Quando eu era menino (menino, não, criança; menino ainda sou);
quando eu era criança, nunca havia escutado a palavra Presépio,
apesar de construir o meu todos os anos. Explico: é que, pelo menos lá
no sertão nordestino, esta palavra era praticamente desconhecida - em
seu lugar falava-se em Lapinha. Duvido que alguém
com menos de quarenta, mesmo morando naquela que foi a minha aldeia, saiba o
que significa este vocábulo. Como vêem, tudo muda com o passar
do tempo, inclusive o significado das palavras e o costume de se construir lapinhas.
Ou presépios.
As minhas lapinhas começavam a ser preparadas durante o mês de
Outubro porque era essencial que contivessem algo verde, de origem vegetal mesmo,
natural, ou seja, plantas de verdade; e a solução mais cômoda
e eficaz, se não a única, era um cultivo, em miniatura, de arroz.

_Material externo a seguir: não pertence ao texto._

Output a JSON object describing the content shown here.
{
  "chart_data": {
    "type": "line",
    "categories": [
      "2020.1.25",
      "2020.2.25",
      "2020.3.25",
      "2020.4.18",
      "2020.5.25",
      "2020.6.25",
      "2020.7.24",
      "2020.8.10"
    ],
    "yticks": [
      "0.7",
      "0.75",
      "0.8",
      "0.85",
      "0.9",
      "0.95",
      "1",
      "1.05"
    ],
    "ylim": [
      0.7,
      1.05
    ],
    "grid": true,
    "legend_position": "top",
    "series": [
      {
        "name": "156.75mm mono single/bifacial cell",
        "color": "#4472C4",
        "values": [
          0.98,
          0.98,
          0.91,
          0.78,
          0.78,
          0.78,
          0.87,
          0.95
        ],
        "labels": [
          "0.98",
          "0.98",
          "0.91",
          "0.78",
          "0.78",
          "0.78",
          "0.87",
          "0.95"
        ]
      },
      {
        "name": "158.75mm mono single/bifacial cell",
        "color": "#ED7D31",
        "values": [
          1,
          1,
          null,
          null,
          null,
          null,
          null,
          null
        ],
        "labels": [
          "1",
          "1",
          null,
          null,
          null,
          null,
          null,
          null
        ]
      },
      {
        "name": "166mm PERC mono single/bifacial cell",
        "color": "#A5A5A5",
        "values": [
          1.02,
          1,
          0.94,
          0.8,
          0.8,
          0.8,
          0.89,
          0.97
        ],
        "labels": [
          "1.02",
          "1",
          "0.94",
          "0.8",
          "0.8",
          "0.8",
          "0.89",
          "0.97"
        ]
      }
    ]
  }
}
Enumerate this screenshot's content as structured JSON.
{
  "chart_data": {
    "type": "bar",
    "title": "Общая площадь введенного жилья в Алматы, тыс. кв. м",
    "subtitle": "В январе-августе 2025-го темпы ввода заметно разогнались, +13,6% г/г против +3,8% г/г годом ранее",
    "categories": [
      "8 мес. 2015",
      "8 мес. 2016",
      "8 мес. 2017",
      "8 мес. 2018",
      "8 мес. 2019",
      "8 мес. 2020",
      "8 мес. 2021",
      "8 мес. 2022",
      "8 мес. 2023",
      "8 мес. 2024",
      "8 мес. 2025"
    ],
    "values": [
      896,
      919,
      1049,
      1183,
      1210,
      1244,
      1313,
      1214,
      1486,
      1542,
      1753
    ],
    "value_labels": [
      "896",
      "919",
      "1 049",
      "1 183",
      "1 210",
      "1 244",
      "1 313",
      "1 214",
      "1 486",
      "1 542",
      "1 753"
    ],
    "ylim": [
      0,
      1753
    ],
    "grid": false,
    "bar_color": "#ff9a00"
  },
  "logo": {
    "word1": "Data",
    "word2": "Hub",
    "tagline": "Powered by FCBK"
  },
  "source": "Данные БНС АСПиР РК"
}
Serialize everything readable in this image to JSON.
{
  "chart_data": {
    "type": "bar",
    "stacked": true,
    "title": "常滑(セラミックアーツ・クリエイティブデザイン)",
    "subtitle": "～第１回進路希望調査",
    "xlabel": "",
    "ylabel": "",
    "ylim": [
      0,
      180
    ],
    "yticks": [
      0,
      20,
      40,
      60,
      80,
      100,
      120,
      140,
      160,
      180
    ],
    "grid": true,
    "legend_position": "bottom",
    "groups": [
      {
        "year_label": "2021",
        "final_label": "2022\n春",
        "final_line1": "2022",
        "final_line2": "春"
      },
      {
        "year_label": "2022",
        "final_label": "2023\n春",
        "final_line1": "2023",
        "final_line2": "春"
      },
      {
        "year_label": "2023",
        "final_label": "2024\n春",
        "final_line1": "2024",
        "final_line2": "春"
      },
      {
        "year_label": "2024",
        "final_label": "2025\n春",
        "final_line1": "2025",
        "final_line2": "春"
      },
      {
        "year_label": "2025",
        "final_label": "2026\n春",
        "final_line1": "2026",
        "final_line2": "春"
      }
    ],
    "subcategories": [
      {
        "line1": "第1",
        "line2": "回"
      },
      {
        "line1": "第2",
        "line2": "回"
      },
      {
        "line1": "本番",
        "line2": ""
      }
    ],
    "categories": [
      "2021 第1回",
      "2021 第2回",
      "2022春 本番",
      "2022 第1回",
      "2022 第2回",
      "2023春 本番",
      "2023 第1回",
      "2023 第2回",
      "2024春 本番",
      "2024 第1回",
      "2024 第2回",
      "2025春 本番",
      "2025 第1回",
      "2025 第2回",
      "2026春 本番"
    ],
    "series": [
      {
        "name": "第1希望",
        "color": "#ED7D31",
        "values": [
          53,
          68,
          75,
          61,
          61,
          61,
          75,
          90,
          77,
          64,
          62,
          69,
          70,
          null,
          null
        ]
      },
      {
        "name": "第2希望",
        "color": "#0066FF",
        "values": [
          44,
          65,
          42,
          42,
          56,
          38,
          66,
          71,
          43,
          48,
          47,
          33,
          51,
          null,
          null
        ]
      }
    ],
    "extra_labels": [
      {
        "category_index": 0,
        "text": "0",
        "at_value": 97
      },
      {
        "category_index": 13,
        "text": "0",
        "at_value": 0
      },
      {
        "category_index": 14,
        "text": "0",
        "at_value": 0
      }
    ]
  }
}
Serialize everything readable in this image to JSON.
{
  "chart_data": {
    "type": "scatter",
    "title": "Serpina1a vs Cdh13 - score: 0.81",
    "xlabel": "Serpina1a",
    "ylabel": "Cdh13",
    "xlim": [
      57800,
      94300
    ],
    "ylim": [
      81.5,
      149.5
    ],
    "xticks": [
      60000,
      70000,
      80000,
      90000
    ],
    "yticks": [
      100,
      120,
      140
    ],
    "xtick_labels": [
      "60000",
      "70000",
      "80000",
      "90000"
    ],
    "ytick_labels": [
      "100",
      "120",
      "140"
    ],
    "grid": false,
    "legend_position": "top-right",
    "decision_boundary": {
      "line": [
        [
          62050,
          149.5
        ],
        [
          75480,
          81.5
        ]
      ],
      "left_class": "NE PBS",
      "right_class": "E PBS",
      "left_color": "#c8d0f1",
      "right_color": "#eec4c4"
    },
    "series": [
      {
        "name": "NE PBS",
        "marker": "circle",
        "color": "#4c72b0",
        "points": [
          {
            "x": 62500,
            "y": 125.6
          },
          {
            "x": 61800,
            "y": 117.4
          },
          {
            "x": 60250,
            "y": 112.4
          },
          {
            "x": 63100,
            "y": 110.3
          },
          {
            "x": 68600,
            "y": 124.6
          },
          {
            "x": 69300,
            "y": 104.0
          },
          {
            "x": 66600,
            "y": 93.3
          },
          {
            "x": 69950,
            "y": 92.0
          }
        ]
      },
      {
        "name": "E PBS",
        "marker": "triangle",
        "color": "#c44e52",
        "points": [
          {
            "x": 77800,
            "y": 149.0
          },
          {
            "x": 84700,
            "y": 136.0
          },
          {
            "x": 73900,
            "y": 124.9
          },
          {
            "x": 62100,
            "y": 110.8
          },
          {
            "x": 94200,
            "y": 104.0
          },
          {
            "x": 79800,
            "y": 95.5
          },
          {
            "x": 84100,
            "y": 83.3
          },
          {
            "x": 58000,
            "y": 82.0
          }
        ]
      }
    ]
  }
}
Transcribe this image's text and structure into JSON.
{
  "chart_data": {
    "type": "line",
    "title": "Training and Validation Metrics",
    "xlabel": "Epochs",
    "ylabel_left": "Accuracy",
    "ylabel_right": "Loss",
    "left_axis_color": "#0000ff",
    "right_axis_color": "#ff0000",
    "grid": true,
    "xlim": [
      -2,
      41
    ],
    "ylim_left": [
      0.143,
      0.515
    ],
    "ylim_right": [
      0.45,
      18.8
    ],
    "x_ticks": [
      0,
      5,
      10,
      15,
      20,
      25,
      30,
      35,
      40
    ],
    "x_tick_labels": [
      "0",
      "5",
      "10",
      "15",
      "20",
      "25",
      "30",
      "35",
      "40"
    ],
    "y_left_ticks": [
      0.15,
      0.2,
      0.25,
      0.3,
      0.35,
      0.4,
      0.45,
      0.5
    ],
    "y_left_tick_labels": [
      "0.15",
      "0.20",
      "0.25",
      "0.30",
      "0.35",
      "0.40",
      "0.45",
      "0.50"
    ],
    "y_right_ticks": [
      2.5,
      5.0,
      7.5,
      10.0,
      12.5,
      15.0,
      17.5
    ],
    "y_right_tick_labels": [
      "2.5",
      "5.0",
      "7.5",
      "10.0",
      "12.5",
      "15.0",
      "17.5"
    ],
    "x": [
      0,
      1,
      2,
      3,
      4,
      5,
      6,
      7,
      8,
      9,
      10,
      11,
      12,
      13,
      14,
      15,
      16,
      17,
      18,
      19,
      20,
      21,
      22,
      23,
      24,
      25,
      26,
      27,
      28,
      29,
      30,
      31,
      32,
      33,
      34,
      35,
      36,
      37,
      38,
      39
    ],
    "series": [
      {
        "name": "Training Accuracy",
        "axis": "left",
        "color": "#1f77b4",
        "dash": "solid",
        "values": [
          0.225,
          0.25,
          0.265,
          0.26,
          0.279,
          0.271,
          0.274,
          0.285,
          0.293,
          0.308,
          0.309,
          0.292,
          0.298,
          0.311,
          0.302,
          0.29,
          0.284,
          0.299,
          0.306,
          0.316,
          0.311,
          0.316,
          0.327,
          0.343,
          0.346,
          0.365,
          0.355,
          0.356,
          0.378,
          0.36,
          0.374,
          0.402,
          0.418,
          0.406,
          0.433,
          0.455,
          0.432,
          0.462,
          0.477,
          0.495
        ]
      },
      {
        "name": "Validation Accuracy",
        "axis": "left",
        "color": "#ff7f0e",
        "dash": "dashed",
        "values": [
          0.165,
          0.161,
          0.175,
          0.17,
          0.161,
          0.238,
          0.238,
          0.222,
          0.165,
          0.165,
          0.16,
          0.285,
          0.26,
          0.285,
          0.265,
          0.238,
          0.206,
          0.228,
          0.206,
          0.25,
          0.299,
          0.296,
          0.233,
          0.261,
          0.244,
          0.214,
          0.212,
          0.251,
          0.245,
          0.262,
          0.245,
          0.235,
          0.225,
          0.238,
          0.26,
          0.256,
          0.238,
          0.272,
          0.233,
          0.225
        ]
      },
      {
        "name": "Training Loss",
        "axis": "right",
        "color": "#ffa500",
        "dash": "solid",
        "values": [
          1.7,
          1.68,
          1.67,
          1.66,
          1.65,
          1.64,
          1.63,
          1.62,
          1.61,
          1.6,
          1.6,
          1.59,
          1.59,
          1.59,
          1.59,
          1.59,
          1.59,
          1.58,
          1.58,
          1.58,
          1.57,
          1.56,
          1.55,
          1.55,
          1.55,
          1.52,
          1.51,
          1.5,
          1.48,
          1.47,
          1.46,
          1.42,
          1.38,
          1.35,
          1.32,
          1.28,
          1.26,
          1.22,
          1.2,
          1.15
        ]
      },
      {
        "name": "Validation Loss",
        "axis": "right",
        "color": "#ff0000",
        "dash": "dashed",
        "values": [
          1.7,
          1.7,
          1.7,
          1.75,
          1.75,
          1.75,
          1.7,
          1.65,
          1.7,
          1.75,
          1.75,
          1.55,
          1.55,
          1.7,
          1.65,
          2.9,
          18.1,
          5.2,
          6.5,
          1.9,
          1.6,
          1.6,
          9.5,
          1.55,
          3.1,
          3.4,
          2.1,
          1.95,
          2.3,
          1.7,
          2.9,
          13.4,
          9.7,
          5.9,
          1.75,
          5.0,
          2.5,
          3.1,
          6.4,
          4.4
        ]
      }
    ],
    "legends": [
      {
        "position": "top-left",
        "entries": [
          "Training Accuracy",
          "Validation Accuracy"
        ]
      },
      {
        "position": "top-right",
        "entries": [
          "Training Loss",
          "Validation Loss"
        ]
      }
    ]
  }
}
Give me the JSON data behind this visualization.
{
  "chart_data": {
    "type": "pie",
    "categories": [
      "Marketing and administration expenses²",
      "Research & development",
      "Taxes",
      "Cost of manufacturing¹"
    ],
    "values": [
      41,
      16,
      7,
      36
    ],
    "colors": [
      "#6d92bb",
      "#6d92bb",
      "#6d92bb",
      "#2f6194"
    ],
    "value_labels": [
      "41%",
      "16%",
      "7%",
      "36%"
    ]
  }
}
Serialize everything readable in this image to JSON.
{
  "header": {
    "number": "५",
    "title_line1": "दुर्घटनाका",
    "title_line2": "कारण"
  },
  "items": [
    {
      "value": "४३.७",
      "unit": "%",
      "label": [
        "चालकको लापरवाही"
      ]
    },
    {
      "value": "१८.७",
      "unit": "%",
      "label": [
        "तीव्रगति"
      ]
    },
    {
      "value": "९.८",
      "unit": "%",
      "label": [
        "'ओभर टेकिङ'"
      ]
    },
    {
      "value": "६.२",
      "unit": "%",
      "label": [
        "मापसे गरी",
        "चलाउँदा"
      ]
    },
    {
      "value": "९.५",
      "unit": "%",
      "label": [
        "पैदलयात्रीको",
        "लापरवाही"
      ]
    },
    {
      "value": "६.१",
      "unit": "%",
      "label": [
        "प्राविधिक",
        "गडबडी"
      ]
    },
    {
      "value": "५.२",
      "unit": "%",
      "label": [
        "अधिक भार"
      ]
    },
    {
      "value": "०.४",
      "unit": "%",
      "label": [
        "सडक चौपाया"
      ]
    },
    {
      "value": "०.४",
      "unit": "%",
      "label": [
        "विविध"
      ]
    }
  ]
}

Enchia-se uma lata de manteiga vazia com esterco; perfuravam-se orifícios
no tampo inferior a fim de servir de via de drenagem e semeava-se a Oriza
sativa, distribuindo regularmente as sementes pelo interior do adubo
a fim de que as folhas nascessem viçosas e uniformes. Esta técnica
agrícola doméstica foi-me repassada pela cozinheira, mas confesso
que só acreditei que daquela lata cheia de estrume brotariam folhinhas
verdes, tenras e delgadas, quando numa certa manhã ela me chamou para
ver com os meus próprios olhos. Como é fácil fazer uma
criança feliz! Quando vi as penugens verdes brotando daquela lata repleta
de cocô de vaca, senti uma alegria tão intensa que passei o dia
inteiro vigiando a fim de protegê-las e acreditar que eram mesmo de verdade,
pois desconfiava que alguém as teria inserido ali de propósito
para me pregar uma peça.
A construção, em si, da lapinha começava por volta do dia
cinco de Dezembro e o "alicerce" era uma mesa larga e comprida em
cuja superfície se espalhava uma camada de areia muito fina, de cerca
de cinco centímetros de profundidade e nela se inseriam as latas contendo
as folhas de arroz que, nesta época, já se encontravam bem crescidas.
No centro, havia uma pequena latada de madeira contendo a imagem do meu Salvador
recém-nascido deitado num amontoado de palhas e, a ladeá-lo, o
pai adotivo e a mãe. Eu me interrogava por que naquele tempo não
havia resguardo, pois a minha mãe quando tinha os
meus irmãos, passava cerca de 45 dias a caldo de galinha, vinho de mesa
e água inglesa - que eu nunca deixava de beber também escondido
o meu cálice todos os dias -, acamada dentro de um quarto saturado de
eflúvios de alfazema, servida sempre por uma criada especializada neste
mister e a quem aqui no Nordeste se conhece ainda hoje em dia por tratadeira;
terminava atribuindo aquele vigor físico da virgem mãe, a um milagre
a mais do Filho dela e de Deus.
Mas o que me fazia quase explodir de ingênua emoção infantil
era quando o Raimundo Banda - o eletricista da minha aldeia - vinha instalar
uma iluminação com diminutas lâmpadas a que chamávamos
foquitos, os quais ficavam, intermitentemente, a acender
e a apagar. Havia anos, quando as algibeiras do meu pai continham, por acaso,
uns trocados a mais (naquele tempo a palavra décimo terceiro salário
soava do mesmo modo que rabo de cutia), além dos foquitos,
havia também algumas lâmpadas multicoloridas cujo pisca-pisca era
a principal atração dos visitantes, pelo menos à primeira
vista.
Além de São José e de Nossa Senhora, havia sob a latada
- que era a verdadeira lapinha -, os três Reis Magos, alguns pastores,
animais domésticos e anjos dependurados da cumeeira e aos quais associei
de imediato quando vi, cerca de vinte anos mais tarde, aqueles que pendem do
teto da catedral de Brasília.
Nos arredores da latada havia também outros ornamentos como, por exemplo,
um "lago" também orlado de folhas de arroz, contendo peixinhos
de matéria plástica e uma "ponte" de tiras de madeira.
Recobrindo todo este maravilhoso engenho infantil, um vasto "céu"
de papel de seda, com uma meia lua central e salpicado de estrelas prateadas,
completava a beleza daquele brinquedo de Natal tão barato, mas, ao mesmo
tempo tão rico. E agora, tão saudoso.